Pero aquí está la pregunta incómoda: ¿y qué?

Completar un plan no es lo mismo que lograr un impacto. Ejecutar auditorías no es lo mismo que transformar la organización. Estar ocupado —muy ocupado, agotadoramente ocupado— no es lo mismo que ser relevante. Y la diferencia entre estas cosas es precisamente la diferencia entre tener un plan y tener una estrategia.

Las Normas Globales de Auditoría Interna (NOGAI) son claras en el Dominio I: el propósito de la auditoría interna es agregar valor y mejorar las operaciones de la organización.
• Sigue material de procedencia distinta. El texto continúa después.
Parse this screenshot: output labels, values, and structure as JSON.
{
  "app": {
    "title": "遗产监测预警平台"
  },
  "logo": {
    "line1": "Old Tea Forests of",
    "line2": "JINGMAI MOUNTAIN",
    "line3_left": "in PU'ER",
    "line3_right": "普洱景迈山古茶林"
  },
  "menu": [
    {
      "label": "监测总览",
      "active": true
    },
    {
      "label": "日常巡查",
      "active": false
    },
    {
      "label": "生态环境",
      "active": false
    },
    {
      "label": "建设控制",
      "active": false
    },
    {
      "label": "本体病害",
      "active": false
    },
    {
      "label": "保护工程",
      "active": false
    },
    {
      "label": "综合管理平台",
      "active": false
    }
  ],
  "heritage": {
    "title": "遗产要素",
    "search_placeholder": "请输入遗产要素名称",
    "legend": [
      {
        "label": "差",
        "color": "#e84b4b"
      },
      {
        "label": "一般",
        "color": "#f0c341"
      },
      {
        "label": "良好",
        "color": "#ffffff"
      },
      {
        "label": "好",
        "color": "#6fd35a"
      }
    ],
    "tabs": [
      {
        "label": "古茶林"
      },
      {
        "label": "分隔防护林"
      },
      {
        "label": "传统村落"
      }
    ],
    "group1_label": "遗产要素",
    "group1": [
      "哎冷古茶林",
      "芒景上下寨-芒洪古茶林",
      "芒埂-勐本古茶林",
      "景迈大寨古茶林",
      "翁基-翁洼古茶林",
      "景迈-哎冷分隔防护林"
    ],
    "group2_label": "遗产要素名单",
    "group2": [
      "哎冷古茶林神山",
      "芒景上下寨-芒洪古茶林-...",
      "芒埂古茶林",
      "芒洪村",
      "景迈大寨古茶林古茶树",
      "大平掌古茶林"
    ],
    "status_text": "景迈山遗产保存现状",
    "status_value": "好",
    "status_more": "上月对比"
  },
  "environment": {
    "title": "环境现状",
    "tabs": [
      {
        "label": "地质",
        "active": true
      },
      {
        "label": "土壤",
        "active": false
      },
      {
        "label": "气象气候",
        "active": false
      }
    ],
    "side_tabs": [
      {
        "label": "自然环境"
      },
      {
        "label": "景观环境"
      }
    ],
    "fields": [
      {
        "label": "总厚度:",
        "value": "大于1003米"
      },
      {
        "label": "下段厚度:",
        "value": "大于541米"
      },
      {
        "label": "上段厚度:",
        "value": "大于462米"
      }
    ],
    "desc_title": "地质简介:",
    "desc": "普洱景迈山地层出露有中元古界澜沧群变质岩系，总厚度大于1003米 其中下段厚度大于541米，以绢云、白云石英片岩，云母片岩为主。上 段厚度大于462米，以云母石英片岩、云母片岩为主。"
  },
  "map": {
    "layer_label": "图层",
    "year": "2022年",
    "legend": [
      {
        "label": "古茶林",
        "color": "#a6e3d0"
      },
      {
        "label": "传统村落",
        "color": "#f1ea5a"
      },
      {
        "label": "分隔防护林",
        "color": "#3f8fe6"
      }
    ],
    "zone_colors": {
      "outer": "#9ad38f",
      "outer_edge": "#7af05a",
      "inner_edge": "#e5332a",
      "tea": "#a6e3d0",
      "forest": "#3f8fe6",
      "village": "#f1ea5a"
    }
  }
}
No dice «completar auditorías». No dice «cumplir el plan». Dice agregar valor. Y eso requiere algo más que un cronograma bien administrado.

Plan vs. estrategia: la diferencia que importa

Un plan responde a la pregunta «¿qué vamos a hacer?». Una estrategia responde a «¿por qué esto nos llevará a donde queremos llegar?». La diferencia parece sutil, pero es abismal.

El plan es una lista de actividades. Auditoría de compras en Q1, auditoría de inventarios en Q2, revisión de nómina en Q3. Tareas con fechas, recursos y entregables definidos. Puedes completar el plan al 100% y no haber logrado absolutamente nada significativo.

La estrategia es una teoría del cambio. Define qué quieres lograr (fortalecer el ambiente de control, reducir exposición a fraude, apoyar la expansión internacional), por qué eso importa para la organización, y cómo tu trabajo de auditoría contribuirá a lograrlo. Cada auditoría en el plan existe porque avanza la estrategia, no porque «tocaba hacerla».

La mayoría de las funciones de auditoría tienen plan. Muy pocas tienen estrategia. Y eso explica por qué tantas trabajan duro pero luchan por demostrar relevancia.

"Puedes completar el plan al 100% y no haber movido la aguja ni un milímetro. El plan mide actividad; la estrategia mide impacto."

Las señales de una función sin estrategia

¿Cómo saber si tu función opera con plan pero sin estrategia? Estas señales son reveladoras.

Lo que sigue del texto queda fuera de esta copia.